Tech news became front page news last night as the world mourned the premature passing of a true innovator. Steve Jobs was more than just a giant of the tech world. He was a creative genius who in 56 years has certainly left as big, or perhaps even greater, a mark on the world as the Beatles, from whom he initially swiped the name for his fledgling start-up back in 1976.
A lot has already been written and will continue to be written about Steve Jobs in the coming days, weeks and months. President Obama paid him a suitably eloquent remembrance, saying that "there may be no greater tribute to Steve's success than the fact that much of the world learned of his passing on a device he invented." Like many writers, bloggers and reporters around the world, I'm currently sitting here attempting to write the man's obituary on just such a device.
Steve Jobs was a bearded acid dropping hippie who was born and raised in Northern California. Like the Beatles before him, he set off to India to find enlightenment after dropping out of college in the early '70s. Upon his return he began working in the fledgling tech industry that was setting up camp in what would later be known as the Silicon Valley, a few miles south of San Francisco.
Early in his career he developed video games for Atari, including Breakout, a kind of variation on Pong, which was immensely popular at the time. He founded Apple Computers in much the same post-hippie spirit that was prevalent in Northern California in the mid '70s. Just take a look at the company's original logo, which could easily have been a playbill advertising an appearance at the Fillmore Auditorium by the Grateful Dead.
Apple was always the fly in the ointment of the staid and narrow tech world. Before Apple came along, computers were largely tools of the business world and might have remained so for much longer had it not been for Jobs and Apple.
Steve Jobs didn't invent the PC but he did a lot more to make them personal than just about anyone else. He wrestled technology from the cold grip of science and mathematics and made it feel much more like art or humanities. In doing so he laid the groundwork for much of the dot.com boom of the 1990s and the open, Internet culture we live in today.
I never had the pleasure of meeting Steve Jobs, but I can say without hesitation that I owe him a great debt for creating technologies that require the written content I earn my living producing. It's no exaggeration to say that this man created livelihoods for literally millions of people around the world.
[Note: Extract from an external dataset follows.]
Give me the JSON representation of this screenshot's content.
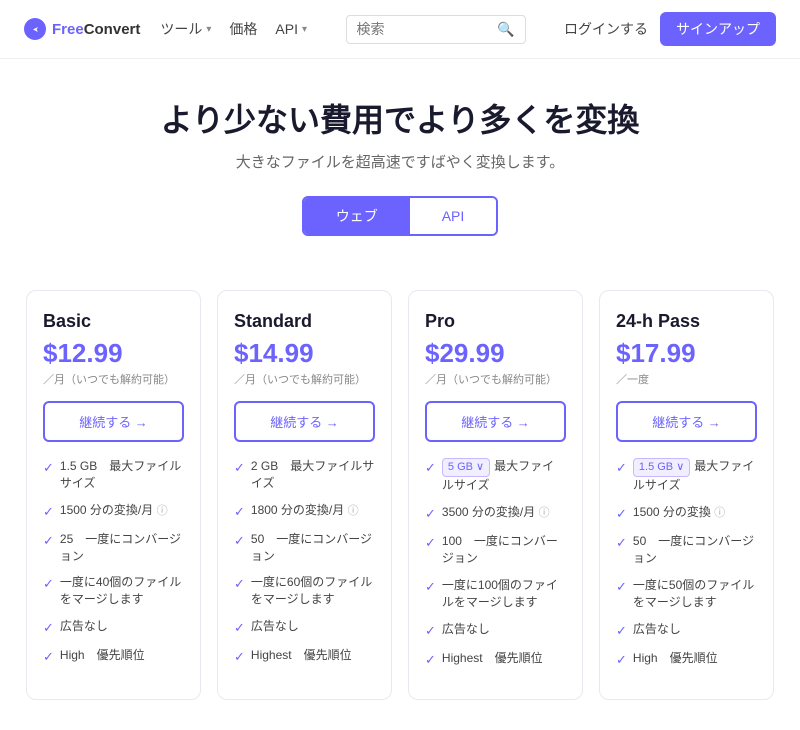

Once while on assignment for a photography magazine I sometimes write for, I interviewed a guy who was a digital post-production tech who'd been on the photo shoot set with Steve Jobs for the cover of Time shown on the left. He told me that in between takes he'd wound up seated near Jobs, with basically no one else around. Nervous and somewhat star struck, he reflected that he was sitting across from a guy who'd basically created the technology that had enabled his entire career. Choking back his nervousness, he asked Jobs for his two cents on technology, innovation and his contribution to the world.
Jobs' answer was as simple and as brilliant as much of what he introduced to the world. "I just build it," he said. "You guys fill it up with stuff."
Thanks for building it Mr. Jobs. I'll try and do the best I can when it comes to filling it up with stuff.